Je ne fais pas vous faire le procès puisqu'il intervient bientôt. La seule chose que je voudrais dire est que la façon dont François Pérol dirige l'ensemble BPCE, depuis qu'il a été nommé à sa tête, montre bien qu'il était l'homme de la situation. Il a réussi à organiser la fusion des établissements, à redonner de l'élan à cette structure, à la rendre profitable à nouveau, à lui redonner des ambitions. Je crois que c'est la meilleure réponse qui puisse être faite à toutes les critiques qui ont été émises.

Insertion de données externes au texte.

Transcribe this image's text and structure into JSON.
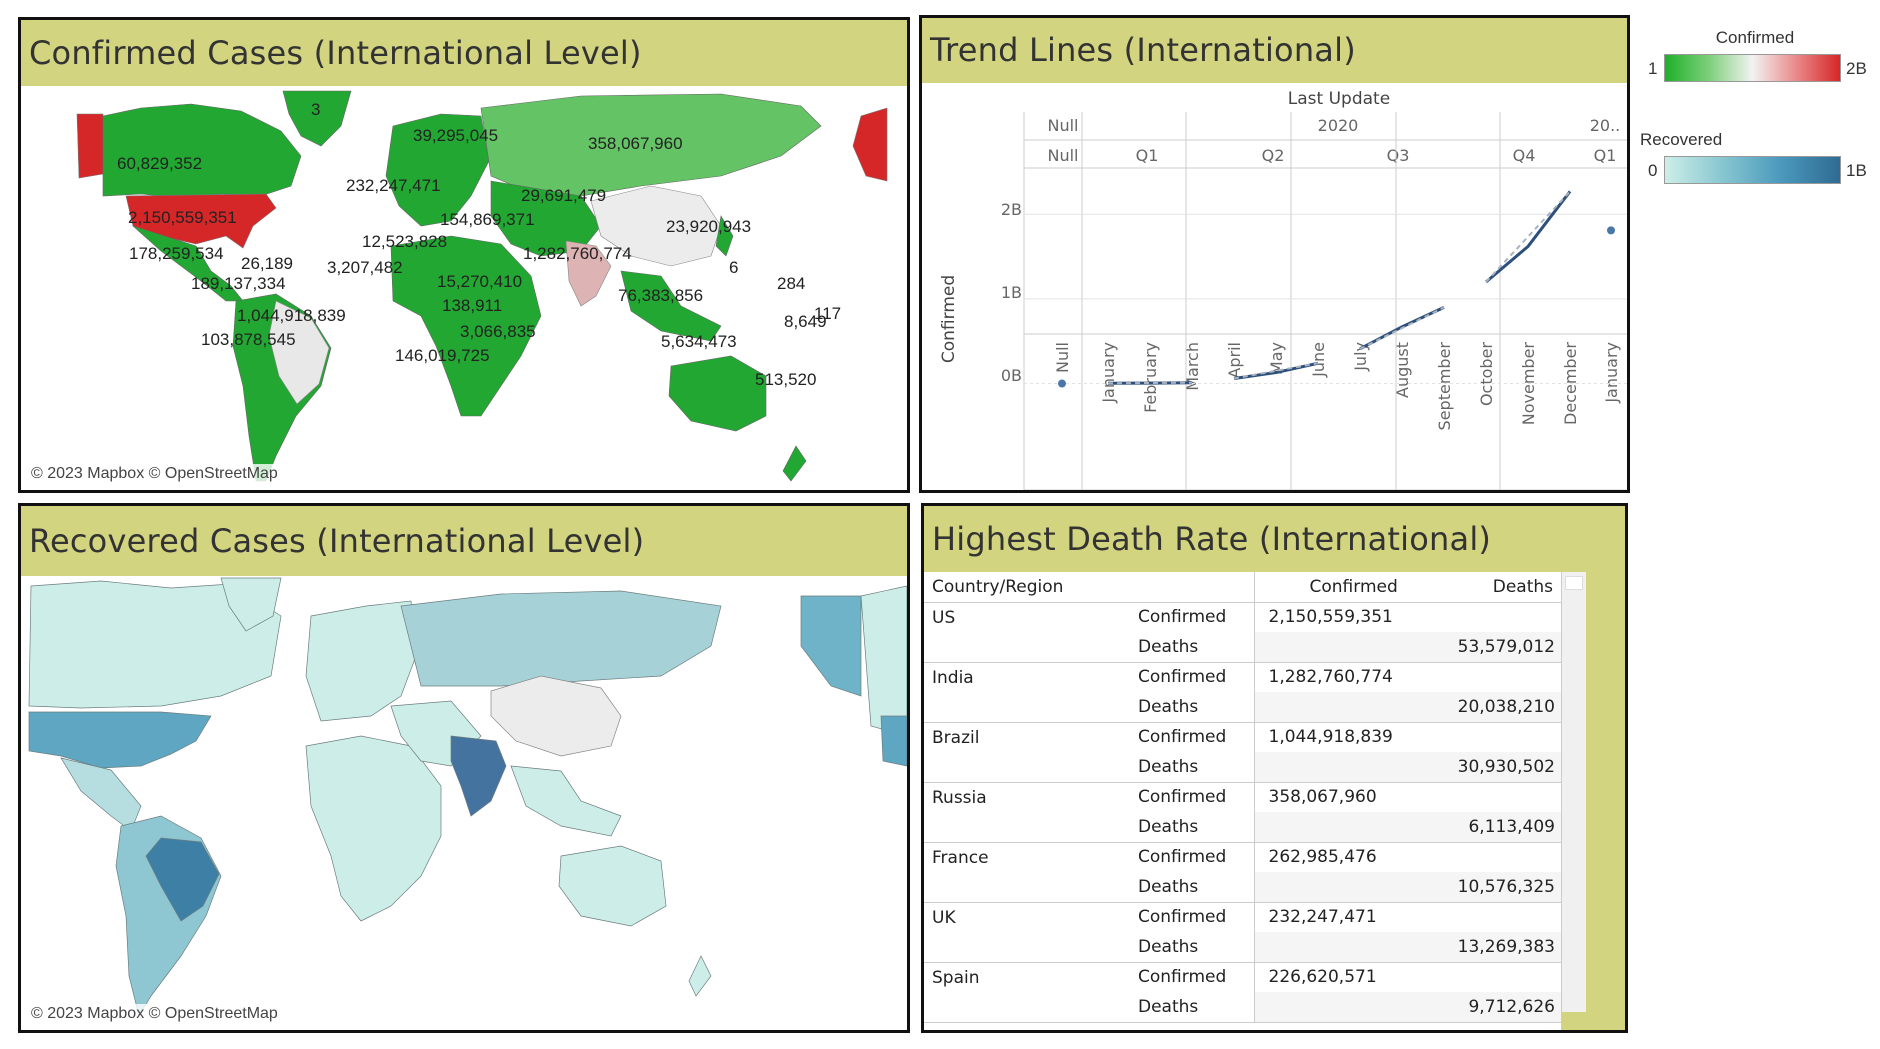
{
  "confirmed_map": {
    "title": "Confirmed Cases (International Level)",
    "credit": "© 2023 Mapbox © OpenStreetMap",
    "labels": [
      "3",
      "39,295,045",
      "358,067,960",
      "60,829,352",
      "232,247,471",
      "29,691,479",
      "2,150,559,351",
      "154,869,371",
      "23,920,943",
      "12,523,828",
      "1,282,760,774",
      "178,259,534",
      "26,189",
      "3,207,482",
      "6",
      "189,137,334",
      "15,270,410",
      "284",
      "76,383,856",
      "138,911",
      "1,044,918,839",
      "117",
      "8,649",
      "103,878,545",
      "3,066,835",
      "5,634,473",
      "146,019,725",
      "513,520"
    ]
  },
  "trend": {
    "title": "Trend Lines (International)",
    "column_header": "Last Update",
    "years": [
      "Null",
      "2020",
      "20.."
    ],
    "quarters": [
      "Null",
      "Q1",
      "Q2",
      "Q3",
      "Q4",
      "Q1"
    ],
    "months": [
      "Null",
      "January",
      "February",
      "March",
      "April",
      "May",
      "June",
      "July",
      "August",
      "September",
      "October",
      "November",
      "December",
      "January"
    ],
    "ylabel": "Confirmed",
    "yticks": [
      "2B",
      "1B",
      "0B"
    ]
  },
  "chart_data": {
    "type": "line",
    "title": "Trend Lines (International)",
    "xlabel": "Last Update",
    "ylabel": "Confirmed",
    "x": [
      "Null",
      "January",
      "February",
      "March",
      "April",
      "May",
      "June",
      "July",
      "August",
      "September",
      "October",
      "November",
      "December",
      "January"
    ],
    "series": [
      {
        "values": [
          0,
          0.003,
          0.005,
          0.01,
          0.06,
          0.13,
          0.24,
          0.41,
          0.67,
          0.9,
          1.2,
          1.62,
          2.27,
          1.81
        ]
      }
    ],
    "ylim": [
      -0.1,
      2.5
    ]
  },
  "legend": {
    "confirmed": {
      "title": "Confirmed",
      "min": "1",
      "max": "2B",
      "colors": [
        "#1fb02a",
        "#f2f2f2",
        "#d62728"
      ]
    },
    "recovered": {
      "title": "Recovered",
      "min": "0",
      "max": "1B",
      "colors": [
        "#cdeee8",
        "#2f6b92"
      ]
    }
  },
  "recovered_map": {
    "title": "Recovered Cases (International Level)",
    "credit": "© 2023 Mapbox © OpenStreetMap"
  },
  "death": {
    "title": "Highest Death Rate (International)",
    "headers": {
      "country": "Country/Region",
      "confirmed": "Confirmed",
      "deaths": "Deaths"
    },
    "rows": [
      {
        "country": "US",
        "measure_confirmed": "Confirmed",
        "confirmed": "2,150,559,351",
        "measure_deaths": "Deaths",
        "deaths": "53,579,012"
      },
      {
        "country": "India",
        "measure_confirmed": "Confirmed",
        "confirmed": "1,282,760,774",
        "measure_deaths": "Deaths",
        "deaths": "20,038,210"
      },
      {
        "country": "Brazil",
        "measure_confirmed": "Confirmed",
        "confirmed": "1,044,918,839",
        "measure_deaths": "Deaths",
        "deaths": "30,930,502"
      },
      {
        "country": "Russia",
        "measure_confirmed": "Confirmed",
        "confirmed": "358,067,960",
        "measure_deaths": "Deaths",
        "deaths": "6,113,409"
      },
      {
        "country": "France",
        "measure_confirmed": "Confirmed",
        "confirmed": "262,985,476",
        "measure_deaths": "Deaths",
        "deaths": "10,576,325"
      },
      {
        "country": "UK",
        "measure_confirmed": "Confirmed",
        "confirmed": "232,247,471",
        "measure_deaths": "Deaths",
        "deaths": "13,269,383"
      },
      {
        "country": "Spain",
        "measure_confirmed": "Confirmed",
        "confirmed": "226,620,571",
        "measure_deaths": "Deaths",
        "deaths": "9,712,626"
      }
    ]
  }
}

A l'époque, toutes les garanties avaient été prises, et tout le monde pensait que cette nomination était régulière. Il faut savoir que c'est la CGT qui a fait un recours contre cette nomination, ce qui est assez paradoxal parce qu'elle est censée représenter les intérêts du personnel. Or, le personnel devrait se satisfaire du parcours de redressement de François Pérol à la tête de la BPCE.